Posted by: Perfumaniac | December 28, 2010 at 04:13 PM
I still don't have smelled Theorema, normally a friend is receiving a bottle of it for me in Germany (Theorema bottles occurs more often there, who know why?).
Somehow, your description reminds me of "noir epice" from Malle, that I'm wearing now, because of the clove cinnamon nugmeg pepper accord, and orange rose theme.
In a shop, I smelled rosewood extract oil. For me it smelled exactly like a rose should be. Interesting how different are personal opinions about what a rose smells. (I like bulgarian rose extract oil too (I like it even more), but I'm doomed to became anosmic after 2s, like a thirst very fast quenched)
Linalol? Maybe I'm mistaken, but in opposite to the spicy rosy quality of rosewood, I ranked linalol as the "linen" smell of many lavender masculine, beginning from Jicky or "eau de Guerlain". A cold stream, clear blue as the sky, and very long-living odor, between dry lavender and anisic whatever.

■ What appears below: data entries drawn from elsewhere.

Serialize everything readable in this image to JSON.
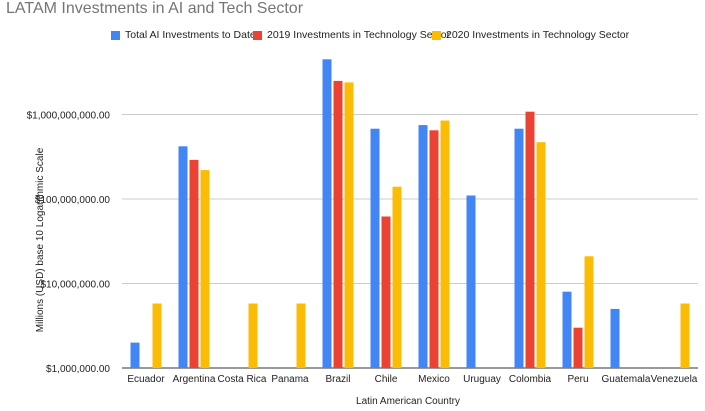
{
  "chart_data": {
    "type": "bar",
    "title": "LATAM Investments in AI and Tech Sector",
    "xlabel": "Latin American Country",
    "ylabel": "Millions (USD) base 10 Logarithmic Scale",
    "yscale": "log10",
    "ylim": [
      1000000,
      5000000000
    ],
    "yticks": [
      {
        "value": 1000000,
        "label": "$1,000,000.00"
      },
      {
        "value": 10000000,
        "label": "$10,000,000.00"
      },
      {
        "value": 100000000,
        "label": "$100,000,000.00"
      },
      {
        "value": 1000000000,
        "label": "$1,000,000,000.00"
      }
    ],
    "categories": [
      "Ecuador",
      "Argentina",
      "Costa Rica",
      "Panama",
      "Brazil",
      "Chile",
      "Mexico",
      "Uruguay",
      "Colombia",
      "Peru",
      "Guatemala",
      "Venezuela"
    ],
    "series": [
      {
        "name": "Total AI Investments to Date",
        "color": "#4285f4",
        "values": [
          2000000,
          420000000,
          null,
          null,
          4500000000,
          680000000,
          750000000,
          110000000,
          680000000,
          8000000,
          5000000,
          null
        ]
      },
      {
        "name": "2019 Investments in Technology Sector",
        "color": "#ea4335",
        "values": [
          null,
          290000000,
          null,
          null,
          2500000000,
          62000000,
          650000000,
          null,
          1080000000,
          3000000,
          null,
          null
        ]
      },
      {
        "name": "2020 Investments in Technology Sector",
        "color": "#fbbc04",
        "values": [
          5800000,
          220000000,
          5800000,
          5800000,
          2400000000,
          140000000,
          850000000,
          null,
          470000000,
          21000000,
          null,
          5800000
        ]
      }
    ],
    "legend_position": "top-center",
    "grid": "horizontal"
  }
}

Posted by: JulienFromDijon | January 16, 2011 at 03:39 AM
Hi again, Julien. I've smelled Noir Epice, but I cant' recall it. Theorema has a very smoky, funky quality to it that I don't think NE has. It reminds me a lot of Le Feu d'Issey in that regard, but it's even smokier. I'm curious, are you a perfumer or perfume student?
Posted by: Perfumaniac | January 16, 2011 at 02:51 PM
Me a professional ? I take it for a compliment.
I'm just an amateur saying amaterish not reliable things, though I keep dreaming of doing one day Isipca, or getting any parfumeur diplom.
I don't know "le feu d'issey", I saw the name on a friend bottle list, maybe I should ask for a decant if it's discontinued.
Posted by: JulienFromDijon | January 17, 2011 at 12:43 PM
Well, Julien, you speak with authority. :) You should try Le Feu d'Issey. It's amazing...
Posted by: Perfumaniac | January 18, 2011 at 12:35 PM
This perfume IS DIVINE. I have two bottles left but am deep despair that I can no longer buy it. Let's blitz FENDI with requests to re-release it!!
Posted by: Diane Caney | September 17, 2011 at 10:35 PM
To add to the etymological, here's something entomological: Theorema is also a genus of butterfly. :)
Posted by: Meg (olenska) | July 17, 2012 at 01:42 PM
Thank you, Meg! I found them on Wikipedia: http://en.wikipedia.org/wiki/Theorema Theyre beautiful! I remember reading that butterflies have a vanilla-like scent on their wings to attract mates. This could be the answer were looking for...
Posted by: Perfumaniac | July 17, 2012 at 01:50 PM
Does anyone have a gold top for the 100 ml bottle they can sell me ? It's discontinued now so where would I get a top any ideas ??? Thanx so much !!!